だからといって、素直に眠れる気分でもないが。
「そうだ。一つ言い忘れていた」
そう言って男は背を向けたまま立ち止まり、
「明日の朝、かの魔王の処刑が決定した」
「ッ────!」
「協会の老人どもは魔王の存在を酷く恐れていてな。幽閉しているとはいえ、『始まりの魔王』の中で唯一生きながらえるあの魔王を早く殺せと躍起になっているのだ。今までは学長殿が押さえてきたが、先日のとある事件を皮切りに、ついに押し切られてしまったようだ」
「まさか、それは──」
「察しがいいな。そうだ少年。あの老人どもは、君が魔王の塔最上階へ辿り着いたことを理由に、魔王の塔の封印が弱まっていると主張した。一年生である君に突破されてしまうのなら、かの魔王を信仰する他の悪魔どもが封印を破るのでは、とね。当然根拠などありはしないが、奴らにとって理由などどうでもいいのだ。かの魔王を殺すことができるのならね」
「っ……」
「決行は明日の朝。聖剣持ちの執行人が到着し次第執り行われる予定だ。もし君に未練があるというのなら、別れの挨拶くらいの時間は作ってやろう」
皮肉にも聞こえるその言葉にユーシャは男の背中を睨みつける。
しかし振り向きもしない男はそんなこと意にも介さない。
「それではな少年。

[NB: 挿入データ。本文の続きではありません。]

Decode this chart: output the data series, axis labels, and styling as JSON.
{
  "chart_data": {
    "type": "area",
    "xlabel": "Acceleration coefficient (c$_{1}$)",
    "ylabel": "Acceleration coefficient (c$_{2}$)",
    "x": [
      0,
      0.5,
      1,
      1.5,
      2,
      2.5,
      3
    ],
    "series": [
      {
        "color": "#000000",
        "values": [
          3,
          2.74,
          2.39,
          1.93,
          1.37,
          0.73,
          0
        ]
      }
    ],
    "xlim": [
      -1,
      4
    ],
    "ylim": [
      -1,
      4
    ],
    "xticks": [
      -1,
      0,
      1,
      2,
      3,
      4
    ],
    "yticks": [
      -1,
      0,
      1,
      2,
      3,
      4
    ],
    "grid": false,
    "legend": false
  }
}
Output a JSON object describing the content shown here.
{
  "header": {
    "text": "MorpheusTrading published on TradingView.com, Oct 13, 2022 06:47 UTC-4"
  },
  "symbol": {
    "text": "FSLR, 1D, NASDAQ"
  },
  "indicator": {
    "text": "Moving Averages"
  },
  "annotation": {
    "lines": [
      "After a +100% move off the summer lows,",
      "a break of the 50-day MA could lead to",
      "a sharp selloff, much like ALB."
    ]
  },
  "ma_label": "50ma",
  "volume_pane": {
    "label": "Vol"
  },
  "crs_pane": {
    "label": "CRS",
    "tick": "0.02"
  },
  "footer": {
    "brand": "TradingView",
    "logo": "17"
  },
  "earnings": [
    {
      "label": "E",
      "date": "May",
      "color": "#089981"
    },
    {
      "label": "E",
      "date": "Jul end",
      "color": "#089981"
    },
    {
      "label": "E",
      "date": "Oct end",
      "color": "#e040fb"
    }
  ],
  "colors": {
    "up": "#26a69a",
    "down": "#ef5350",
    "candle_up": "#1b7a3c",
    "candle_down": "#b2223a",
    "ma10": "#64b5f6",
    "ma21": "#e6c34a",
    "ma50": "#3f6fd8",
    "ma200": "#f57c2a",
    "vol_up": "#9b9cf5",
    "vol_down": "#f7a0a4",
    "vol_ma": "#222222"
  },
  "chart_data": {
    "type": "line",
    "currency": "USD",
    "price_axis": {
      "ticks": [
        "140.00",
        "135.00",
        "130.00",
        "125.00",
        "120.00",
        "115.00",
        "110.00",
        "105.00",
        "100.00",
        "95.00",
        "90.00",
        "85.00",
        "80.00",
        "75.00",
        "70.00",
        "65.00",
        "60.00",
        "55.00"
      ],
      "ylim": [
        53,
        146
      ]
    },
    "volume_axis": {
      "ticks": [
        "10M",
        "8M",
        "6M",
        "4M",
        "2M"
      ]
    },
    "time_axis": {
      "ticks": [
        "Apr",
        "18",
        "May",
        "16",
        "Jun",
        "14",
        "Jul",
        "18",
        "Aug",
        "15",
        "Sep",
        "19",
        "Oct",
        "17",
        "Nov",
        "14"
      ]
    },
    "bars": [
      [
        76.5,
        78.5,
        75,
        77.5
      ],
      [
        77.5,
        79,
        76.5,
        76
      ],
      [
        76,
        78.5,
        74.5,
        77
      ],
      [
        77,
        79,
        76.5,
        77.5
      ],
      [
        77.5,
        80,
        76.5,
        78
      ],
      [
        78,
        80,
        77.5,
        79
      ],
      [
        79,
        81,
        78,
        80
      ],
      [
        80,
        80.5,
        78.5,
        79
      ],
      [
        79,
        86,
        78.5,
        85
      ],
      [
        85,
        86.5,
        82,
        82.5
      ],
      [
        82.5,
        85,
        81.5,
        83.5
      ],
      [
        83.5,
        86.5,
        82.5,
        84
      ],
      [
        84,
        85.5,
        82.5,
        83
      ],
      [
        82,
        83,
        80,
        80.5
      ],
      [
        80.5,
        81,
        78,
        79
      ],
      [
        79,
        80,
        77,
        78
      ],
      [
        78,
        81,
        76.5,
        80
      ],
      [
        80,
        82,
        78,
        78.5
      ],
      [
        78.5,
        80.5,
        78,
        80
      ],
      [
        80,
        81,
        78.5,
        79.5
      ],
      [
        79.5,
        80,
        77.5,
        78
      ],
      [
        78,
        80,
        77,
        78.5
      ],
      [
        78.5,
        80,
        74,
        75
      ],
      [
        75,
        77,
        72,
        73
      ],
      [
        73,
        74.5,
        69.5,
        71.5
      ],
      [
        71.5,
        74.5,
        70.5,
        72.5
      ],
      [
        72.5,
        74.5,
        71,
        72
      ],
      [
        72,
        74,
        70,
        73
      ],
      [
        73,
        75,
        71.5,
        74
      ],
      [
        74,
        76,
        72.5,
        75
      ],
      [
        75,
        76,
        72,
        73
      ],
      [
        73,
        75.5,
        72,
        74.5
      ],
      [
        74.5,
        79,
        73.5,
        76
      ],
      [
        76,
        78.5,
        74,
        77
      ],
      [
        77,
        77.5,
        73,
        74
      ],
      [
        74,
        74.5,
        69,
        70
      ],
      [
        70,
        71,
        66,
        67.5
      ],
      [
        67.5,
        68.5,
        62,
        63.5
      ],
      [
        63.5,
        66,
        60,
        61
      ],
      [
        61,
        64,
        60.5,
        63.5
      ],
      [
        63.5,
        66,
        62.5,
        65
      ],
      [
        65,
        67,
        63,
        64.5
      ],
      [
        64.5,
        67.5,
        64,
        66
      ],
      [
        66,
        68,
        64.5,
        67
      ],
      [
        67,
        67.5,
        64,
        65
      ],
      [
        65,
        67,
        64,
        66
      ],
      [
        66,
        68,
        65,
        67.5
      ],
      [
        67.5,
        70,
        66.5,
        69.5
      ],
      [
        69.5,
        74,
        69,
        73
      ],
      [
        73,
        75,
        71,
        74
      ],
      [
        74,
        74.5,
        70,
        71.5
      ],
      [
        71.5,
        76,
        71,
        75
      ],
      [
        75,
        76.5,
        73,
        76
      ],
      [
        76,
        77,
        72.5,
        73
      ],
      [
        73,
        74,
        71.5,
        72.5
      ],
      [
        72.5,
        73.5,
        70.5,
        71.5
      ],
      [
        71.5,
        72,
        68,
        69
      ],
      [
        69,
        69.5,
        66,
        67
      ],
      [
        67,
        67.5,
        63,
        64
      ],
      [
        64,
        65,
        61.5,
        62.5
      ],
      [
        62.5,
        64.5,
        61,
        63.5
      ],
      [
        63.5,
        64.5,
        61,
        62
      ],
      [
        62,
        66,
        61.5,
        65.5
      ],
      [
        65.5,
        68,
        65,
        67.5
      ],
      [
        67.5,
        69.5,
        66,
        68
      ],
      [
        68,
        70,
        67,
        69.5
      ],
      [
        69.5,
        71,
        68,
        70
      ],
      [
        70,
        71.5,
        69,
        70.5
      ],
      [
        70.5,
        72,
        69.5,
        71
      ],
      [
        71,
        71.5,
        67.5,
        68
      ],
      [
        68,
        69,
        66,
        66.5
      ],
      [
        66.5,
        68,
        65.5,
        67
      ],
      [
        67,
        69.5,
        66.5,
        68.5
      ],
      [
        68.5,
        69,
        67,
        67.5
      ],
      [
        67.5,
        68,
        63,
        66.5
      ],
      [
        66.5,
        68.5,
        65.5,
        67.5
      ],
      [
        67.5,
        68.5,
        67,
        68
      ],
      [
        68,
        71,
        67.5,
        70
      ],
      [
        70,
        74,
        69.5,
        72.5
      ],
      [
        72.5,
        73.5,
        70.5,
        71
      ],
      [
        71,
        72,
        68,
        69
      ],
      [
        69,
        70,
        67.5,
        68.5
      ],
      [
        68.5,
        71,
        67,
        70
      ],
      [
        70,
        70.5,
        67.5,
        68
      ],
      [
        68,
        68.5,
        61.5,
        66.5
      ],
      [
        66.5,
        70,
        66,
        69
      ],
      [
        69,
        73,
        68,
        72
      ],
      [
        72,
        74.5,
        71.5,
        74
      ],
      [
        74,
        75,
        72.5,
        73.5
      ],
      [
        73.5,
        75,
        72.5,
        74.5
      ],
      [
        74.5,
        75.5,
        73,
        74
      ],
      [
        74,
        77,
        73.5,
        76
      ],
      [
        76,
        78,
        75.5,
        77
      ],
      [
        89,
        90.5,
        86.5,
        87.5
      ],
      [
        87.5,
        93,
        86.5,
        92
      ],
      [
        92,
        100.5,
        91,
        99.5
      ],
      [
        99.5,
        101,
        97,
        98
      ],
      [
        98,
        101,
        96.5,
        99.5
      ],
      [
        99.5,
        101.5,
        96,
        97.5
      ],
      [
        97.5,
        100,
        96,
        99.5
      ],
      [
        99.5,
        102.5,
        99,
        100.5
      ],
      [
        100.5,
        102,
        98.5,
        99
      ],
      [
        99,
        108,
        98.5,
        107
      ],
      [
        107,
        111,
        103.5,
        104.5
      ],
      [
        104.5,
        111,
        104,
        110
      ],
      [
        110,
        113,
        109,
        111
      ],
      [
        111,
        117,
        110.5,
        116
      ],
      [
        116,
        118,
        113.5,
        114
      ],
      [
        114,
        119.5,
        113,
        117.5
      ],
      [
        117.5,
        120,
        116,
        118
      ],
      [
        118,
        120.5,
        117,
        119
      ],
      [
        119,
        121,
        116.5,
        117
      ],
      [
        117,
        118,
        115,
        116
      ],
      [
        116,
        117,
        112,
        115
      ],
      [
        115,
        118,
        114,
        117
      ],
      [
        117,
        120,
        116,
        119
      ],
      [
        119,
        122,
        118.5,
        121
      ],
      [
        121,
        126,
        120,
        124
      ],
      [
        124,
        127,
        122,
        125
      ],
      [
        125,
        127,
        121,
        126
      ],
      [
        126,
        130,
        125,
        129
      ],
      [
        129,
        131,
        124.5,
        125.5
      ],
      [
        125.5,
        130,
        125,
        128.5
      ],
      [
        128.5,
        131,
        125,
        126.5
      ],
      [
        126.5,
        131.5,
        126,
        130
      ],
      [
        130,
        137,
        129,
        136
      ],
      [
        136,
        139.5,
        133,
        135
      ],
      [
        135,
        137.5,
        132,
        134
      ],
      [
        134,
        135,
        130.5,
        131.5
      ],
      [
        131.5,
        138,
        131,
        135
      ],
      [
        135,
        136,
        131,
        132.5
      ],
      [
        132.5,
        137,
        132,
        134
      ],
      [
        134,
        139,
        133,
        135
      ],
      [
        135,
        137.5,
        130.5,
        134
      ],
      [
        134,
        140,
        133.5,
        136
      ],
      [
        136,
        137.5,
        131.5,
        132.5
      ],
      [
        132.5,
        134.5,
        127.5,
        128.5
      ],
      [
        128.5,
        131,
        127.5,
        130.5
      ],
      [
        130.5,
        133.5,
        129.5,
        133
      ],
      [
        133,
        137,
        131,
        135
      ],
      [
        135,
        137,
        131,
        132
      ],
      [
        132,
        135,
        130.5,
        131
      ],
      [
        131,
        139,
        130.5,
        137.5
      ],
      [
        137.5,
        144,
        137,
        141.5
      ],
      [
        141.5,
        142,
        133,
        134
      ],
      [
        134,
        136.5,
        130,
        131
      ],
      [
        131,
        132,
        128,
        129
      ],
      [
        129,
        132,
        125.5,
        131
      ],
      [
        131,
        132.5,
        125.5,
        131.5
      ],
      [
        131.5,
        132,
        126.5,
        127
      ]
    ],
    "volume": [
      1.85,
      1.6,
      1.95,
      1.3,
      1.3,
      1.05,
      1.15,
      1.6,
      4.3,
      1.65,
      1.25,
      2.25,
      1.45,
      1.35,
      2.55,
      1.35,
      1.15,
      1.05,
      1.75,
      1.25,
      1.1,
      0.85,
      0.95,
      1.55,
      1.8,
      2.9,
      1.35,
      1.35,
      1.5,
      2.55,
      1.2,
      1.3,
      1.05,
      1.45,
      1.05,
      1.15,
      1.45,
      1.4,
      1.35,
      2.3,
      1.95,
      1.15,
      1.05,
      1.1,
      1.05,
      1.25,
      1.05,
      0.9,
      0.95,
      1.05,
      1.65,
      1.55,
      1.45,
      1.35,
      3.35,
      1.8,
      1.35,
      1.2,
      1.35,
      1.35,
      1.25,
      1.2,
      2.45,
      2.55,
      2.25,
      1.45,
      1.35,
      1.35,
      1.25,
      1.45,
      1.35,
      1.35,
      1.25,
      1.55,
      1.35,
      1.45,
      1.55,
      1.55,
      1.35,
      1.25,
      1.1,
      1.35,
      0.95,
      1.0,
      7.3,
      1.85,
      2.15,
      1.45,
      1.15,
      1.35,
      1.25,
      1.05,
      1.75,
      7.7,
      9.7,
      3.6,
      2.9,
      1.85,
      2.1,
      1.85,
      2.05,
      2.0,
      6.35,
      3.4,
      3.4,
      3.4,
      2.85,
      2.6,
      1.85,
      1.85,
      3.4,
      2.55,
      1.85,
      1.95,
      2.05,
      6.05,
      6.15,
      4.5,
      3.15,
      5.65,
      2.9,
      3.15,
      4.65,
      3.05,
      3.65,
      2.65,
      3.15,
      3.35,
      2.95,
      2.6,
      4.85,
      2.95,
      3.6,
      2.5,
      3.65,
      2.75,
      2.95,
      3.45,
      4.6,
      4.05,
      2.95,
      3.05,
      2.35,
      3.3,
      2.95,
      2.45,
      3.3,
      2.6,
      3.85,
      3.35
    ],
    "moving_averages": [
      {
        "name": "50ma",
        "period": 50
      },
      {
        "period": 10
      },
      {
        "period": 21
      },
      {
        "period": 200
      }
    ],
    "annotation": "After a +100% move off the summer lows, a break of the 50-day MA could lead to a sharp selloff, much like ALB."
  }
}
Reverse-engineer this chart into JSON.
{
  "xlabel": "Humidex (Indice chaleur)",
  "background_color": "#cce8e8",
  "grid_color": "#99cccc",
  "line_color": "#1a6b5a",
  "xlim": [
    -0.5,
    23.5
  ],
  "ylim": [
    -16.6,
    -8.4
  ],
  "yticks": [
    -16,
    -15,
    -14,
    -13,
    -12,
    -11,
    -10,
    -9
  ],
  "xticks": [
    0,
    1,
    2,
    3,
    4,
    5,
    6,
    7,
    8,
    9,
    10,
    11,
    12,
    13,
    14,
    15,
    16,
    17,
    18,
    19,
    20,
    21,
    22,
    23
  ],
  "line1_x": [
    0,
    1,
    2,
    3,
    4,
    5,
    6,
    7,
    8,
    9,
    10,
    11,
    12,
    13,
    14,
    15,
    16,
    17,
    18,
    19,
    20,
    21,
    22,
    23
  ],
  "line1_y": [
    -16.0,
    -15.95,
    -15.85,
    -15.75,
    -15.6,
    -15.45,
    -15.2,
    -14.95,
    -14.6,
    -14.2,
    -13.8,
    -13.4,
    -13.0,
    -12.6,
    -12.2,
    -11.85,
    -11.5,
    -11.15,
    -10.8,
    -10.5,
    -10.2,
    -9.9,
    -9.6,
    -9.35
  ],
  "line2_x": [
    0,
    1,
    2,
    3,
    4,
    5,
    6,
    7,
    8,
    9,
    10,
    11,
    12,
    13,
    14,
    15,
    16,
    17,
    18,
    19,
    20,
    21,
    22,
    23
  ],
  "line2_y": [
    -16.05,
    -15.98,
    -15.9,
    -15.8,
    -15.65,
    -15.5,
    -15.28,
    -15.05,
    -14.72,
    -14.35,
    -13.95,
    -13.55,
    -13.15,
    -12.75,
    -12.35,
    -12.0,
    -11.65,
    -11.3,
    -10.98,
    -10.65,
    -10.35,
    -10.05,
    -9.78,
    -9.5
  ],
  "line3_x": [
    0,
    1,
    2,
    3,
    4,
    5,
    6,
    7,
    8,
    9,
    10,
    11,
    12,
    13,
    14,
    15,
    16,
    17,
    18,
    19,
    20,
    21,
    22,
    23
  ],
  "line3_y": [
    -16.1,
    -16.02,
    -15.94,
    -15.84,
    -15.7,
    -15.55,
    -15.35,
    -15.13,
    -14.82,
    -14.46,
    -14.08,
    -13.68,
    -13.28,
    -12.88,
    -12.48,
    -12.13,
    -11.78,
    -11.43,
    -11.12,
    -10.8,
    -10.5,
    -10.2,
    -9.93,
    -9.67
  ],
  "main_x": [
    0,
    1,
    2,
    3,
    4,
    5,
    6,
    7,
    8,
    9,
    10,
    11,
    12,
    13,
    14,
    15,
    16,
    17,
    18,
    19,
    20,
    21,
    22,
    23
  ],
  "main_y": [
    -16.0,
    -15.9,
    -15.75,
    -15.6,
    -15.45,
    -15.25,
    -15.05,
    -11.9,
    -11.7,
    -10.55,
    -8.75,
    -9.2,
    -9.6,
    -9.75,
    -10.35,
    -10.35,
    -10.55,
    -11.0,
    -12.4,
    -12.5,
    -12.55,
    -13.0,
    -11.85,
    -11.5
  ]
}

鍛錬はほどほどにして、早々に寝るといい」
「待て、まだ話は終わって──
引き止めようとユーシャが一歩踏み出したときにはすでに、男の身体はわずかな風だけを残して消えていた。
「…………」
伸ばした手を力なく下ろし、ユーシャは風すらなくなった暗闇をただ見つめるしかなかった。
眠れる気分などでは、とうになくなっていた。